De plus, ces jeunes sont mobiles et interpellent ainsi l’ensemble des pays de l’Union. Pourtant, hormis celles, notables, du Conseil de l’Europe, aucune initiative européenne
concrète n’a été prise pour apporter une réponse à la hauteur des parcours complexes, voire des drames vécus par ces mineurs. La directive, dite « directive retour », votée au
Parlement européen le 18 juin dernier, loin d’apporter une quelconque garantie de protection, vise à intensifier leur expulsion et autorise leur détention en zone d’attente pendant la même
durée que les adultes.
Face à cette situation indigne de notre pays, et contraire au devoir de protection qui lui incombe, nous appelons instamment les autorités françaises :
-
à promouvoir un principe de non refoulement aux frontières de l’Europe et à cesser de recourir à l’enfermement des mineurs isolés étrangers en zone d’attente (en instaurant par exemple des lieux d’accueil et d’orientation qui proposeront un accompagnement adapté par des professionnels
spécialisés de l’enfance) ; -
à faire la promotion, à l’échelle européenne, d’une véritable politique de protection ainsi que d’un statut juridique spécifique pour ces mineurs qui encadrerait leur accueil et leur suivi pour une protection maximale et une équité de traitement sur l’ensemble du territoire européen, prenant appui sur la Convention internationale des droits de l’enfant et sur les positions du Conseil de l’Europe.

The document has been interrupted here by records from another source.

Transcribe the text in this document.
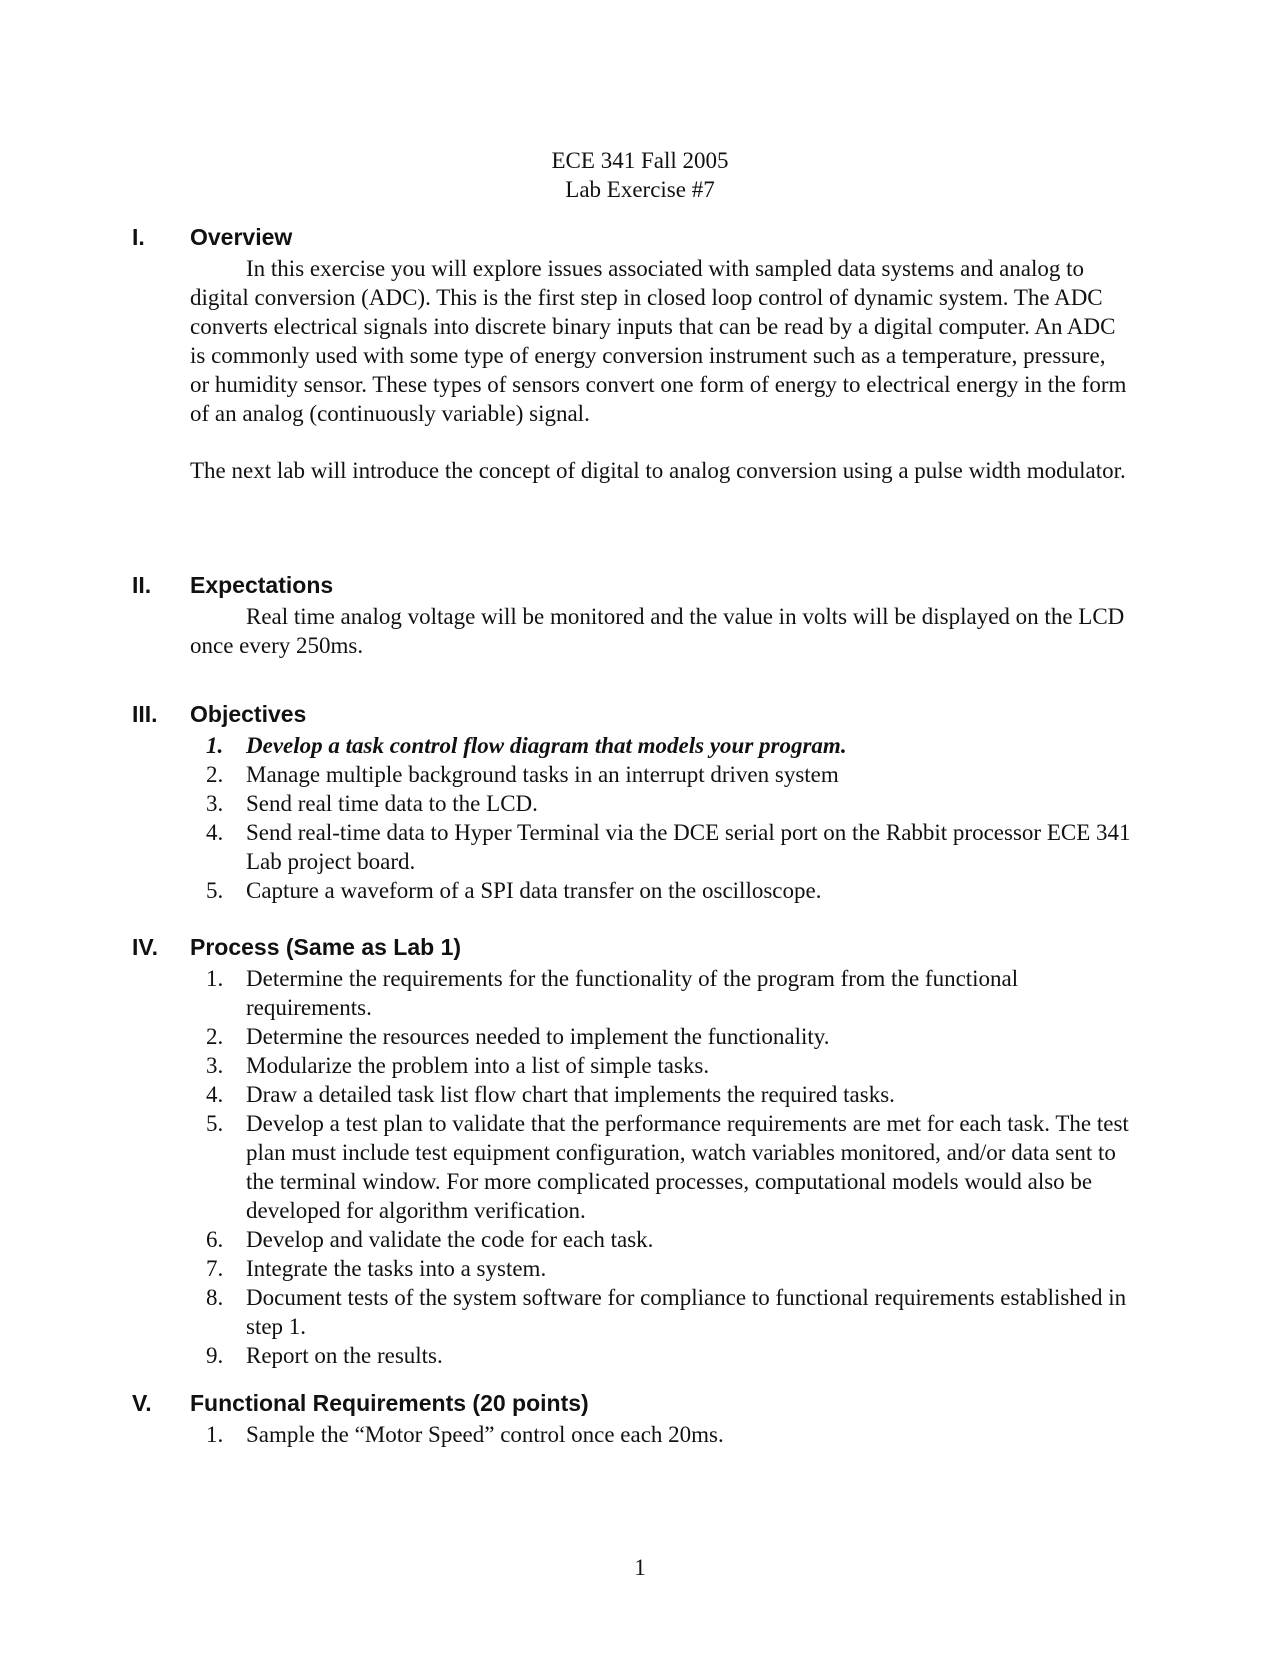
ECE 341 Fall 2005
Lab Exercise #7
I. Overview

In this exercise you will explore issues associated with sampled data systems and analog to digital conversion (ADC). This is the first step in closed loop control of dynamic system. The ADC converts electrical signals into discrete binary inputs that can be read by a digital computer. An ADC is commonly used with some type of energy conversion instrument such as a temperature, pressure, or humidity sensor. These types of sensors convert one form of energy to electrical energy in the form of an analog (continuously variable) signal.

The next lab will introduce the concept of digital to analog conversion using a pulse width modulator.

II. Expectations

Real time analog voltage will be monitored and the value in volts will be displayed on the LCD once every 250ms.

III. Objectives
1. Develop a task control flow diagram that models your program.
2. Manage multiple background tasks in an interrupt driven system
3. Send real time data to the LCD.
4. Send real-time data to Hyper Terminal via the DCE serial port on the Rabbit processor ECE 341 Lab project board.
5. Capture a waveform of a SPI data transfer on the oscilloscope.
IV. Process (Same as Lab 1)
1. Determine the requirements for the functionality of the program from the functional requirements.
2. Determine the resources needed to implement the functionality.
3. Modularize the problem into a list of simple tasks.
4. Draw a detailed task list flow chart that implements the required tasks.
5. Develop a test plan to validate that the performance requirements are met for each task. The test plan must include test equipment configuration, watch variables monitored, and/or data sent to the terminal window. For more complicated processes, computational models would also be developed for algorithm verification.
6. Develop and validate the code for each task.
7. Integrate the tasks into a system.
8. Document tests of the system software for compliance to functional requirements established in step 1.
9. Report on the results.
V. Functional Requirements (20 points)
1. Sample the “Motor Speed” control once each 20ms.
1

La France dispose, aujourd’hui, d’une occasion unique de faire bouger les lignes sur cette question. De notre point de vue d’experts et de
praticiens, ces deux dispositions sont envisageables si elles bénéficient d’un fort soutien. Il serait tout à l’honneur de la France d’en être le promoteur.
A l’inverse, nous estimerions profondément condamnable que ces mineurs soient les victimes des crispations politiques autour de la question de l’immigration.
(1) La France a ratifié la CIDE en 1990
(2) 192 pays sont signataires de la CIDE
(3) Cela a valu à la France de très nombreuses critiques, dont celles du Comité des droits de l’enfant des Nations unies.